ABSTRACT

Workplace bullying in higher education remains a persistent problem creating deleterious issues for the target enduring the abuse and for the organization standing mute when workplace bullying is reported. The most recent analysis reported that 58% of higher education respondents are affected by workplace bullying (Hollis, 2018) and a meta-analysis of data collected in 2012, 2014, 2016 and 2018 shows that 61% of all American higher education respondents are affected by workplace bullying. Faculty bullies have different styles such as the ill-tempered curmudgeon, the restrictive and punitive Procrustes figure, and the envious Snow White type. Though workplace bullying may have myriad of figures, bullies’ unchecked behavior hurts academic departments.

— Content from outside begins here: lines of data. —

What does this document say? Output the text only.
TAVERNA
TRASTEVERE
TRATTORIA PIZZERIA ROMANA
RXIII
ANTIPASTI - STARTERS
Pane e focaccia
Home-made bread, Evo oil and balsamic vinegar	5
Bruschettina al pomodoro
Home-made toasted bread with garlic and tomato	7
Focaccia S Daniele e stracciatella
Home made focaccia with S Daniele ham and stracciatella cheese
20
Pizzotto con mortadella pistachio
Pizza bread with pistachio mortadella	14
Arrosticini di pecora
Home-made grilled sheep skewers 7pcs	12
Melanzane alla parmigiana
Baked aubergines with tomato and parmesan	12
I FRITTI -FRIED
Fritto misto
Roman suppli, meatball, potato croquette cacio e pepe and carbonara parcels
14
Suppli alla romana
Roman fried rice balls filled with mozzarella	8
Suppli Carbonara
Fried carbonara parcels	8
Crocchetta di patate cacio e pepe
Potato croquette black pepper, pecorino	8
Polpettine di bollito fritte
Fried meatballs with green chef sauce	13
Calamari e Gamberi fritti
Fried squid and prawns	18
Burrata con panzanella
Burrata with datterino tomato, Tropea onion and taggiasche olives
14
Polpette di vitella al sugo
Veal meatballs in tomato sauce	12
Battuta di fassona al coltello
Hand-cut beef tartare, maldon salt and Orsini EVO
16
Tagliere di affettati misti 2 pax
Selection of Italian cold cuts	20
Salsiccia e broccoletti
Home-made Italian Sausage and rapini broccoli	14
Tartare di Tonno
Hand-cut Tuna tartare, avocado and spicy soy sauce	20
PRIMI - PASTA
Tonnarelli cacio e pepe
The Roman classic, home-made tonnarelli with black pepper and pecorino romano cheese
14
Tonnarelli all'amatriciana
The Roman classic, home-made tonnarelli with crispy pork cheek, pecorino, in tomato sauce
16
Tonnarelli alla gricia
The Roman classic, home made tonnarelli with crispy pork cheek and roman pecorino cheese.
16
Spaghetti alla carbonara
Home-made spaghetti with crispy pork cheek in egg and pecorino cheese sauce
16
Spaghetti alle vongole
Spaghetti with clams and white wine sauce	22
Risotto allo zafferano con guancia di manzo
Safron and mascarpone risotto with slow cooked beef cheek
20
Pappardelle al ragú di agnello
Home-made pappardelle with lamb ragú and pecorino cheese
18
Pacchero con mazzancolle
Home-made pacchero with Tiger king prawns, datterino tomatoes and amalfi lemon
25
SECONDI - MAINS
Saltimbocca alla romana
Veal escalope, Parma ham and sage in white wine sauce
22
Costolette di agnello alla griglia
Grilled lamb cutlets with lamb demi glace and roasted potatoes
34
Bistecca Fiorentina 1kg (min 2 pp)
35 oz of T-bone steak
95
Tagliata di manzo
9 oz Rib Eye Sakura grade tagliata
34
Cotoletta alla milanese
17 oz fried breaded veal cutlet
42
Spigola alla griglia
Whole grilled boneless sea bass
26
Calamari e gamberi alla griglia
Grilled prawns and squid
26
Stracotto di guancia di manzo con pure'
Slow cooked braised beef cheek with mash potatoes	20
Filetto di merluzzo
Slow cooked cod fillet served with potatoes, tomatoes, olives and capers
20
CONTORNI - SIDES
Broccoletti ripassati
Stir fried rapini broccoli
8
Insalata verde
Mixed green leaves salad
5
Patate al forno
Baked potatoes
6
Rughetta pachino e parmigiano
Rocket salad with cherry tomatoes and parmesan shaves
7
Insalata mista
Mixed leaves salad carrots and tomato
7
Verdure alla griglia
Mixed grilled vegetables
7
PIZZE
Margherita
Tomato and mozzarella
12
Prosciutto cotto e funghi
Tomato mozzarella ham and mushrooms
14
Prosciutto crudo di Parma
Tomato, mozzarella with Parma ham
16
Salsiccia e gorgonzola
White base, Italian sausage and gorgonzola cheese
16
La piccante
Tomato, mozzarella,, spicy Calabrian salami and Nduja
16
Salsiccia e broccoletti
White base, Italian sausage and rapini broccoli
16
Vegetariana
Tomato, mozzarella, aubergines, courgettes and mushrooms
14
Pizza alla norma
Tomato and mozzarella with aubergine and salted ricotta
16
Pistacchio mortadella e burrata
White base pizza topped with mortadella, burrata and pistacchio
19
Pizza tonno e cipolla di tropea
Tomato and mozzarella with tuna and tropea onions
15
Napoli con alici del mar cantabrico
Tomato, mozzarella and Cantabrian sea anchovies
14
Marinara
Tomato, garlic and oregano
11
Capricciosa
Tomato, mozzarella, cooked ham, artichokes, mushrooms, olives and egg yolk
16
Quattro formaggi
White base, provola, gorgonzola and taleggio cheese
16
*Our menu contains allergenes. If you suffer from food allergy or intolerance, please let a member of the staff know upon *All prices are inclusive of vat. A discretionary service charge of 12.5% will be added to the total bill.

This essay utilizes Brown and Mitchell’s (2010) ethical leadership theory to reflect on leadership in light some recent workplace bullying and harassment cases reported in The Chronicle of Higher Education. Workplace bullying among the faculty mushrooms when the curmudgeon, the Procrustes figure, and the Snow White weld their power without interruption, creating precarity, that is an unstable work environment, for all involved. Regardless of the style of bullying, or the target as colleagues or students, the cases from The Chronicle point to the common denominator, an apathetic leadership, which permits this abuse for years, culminating in fractured careers and public lawsuits.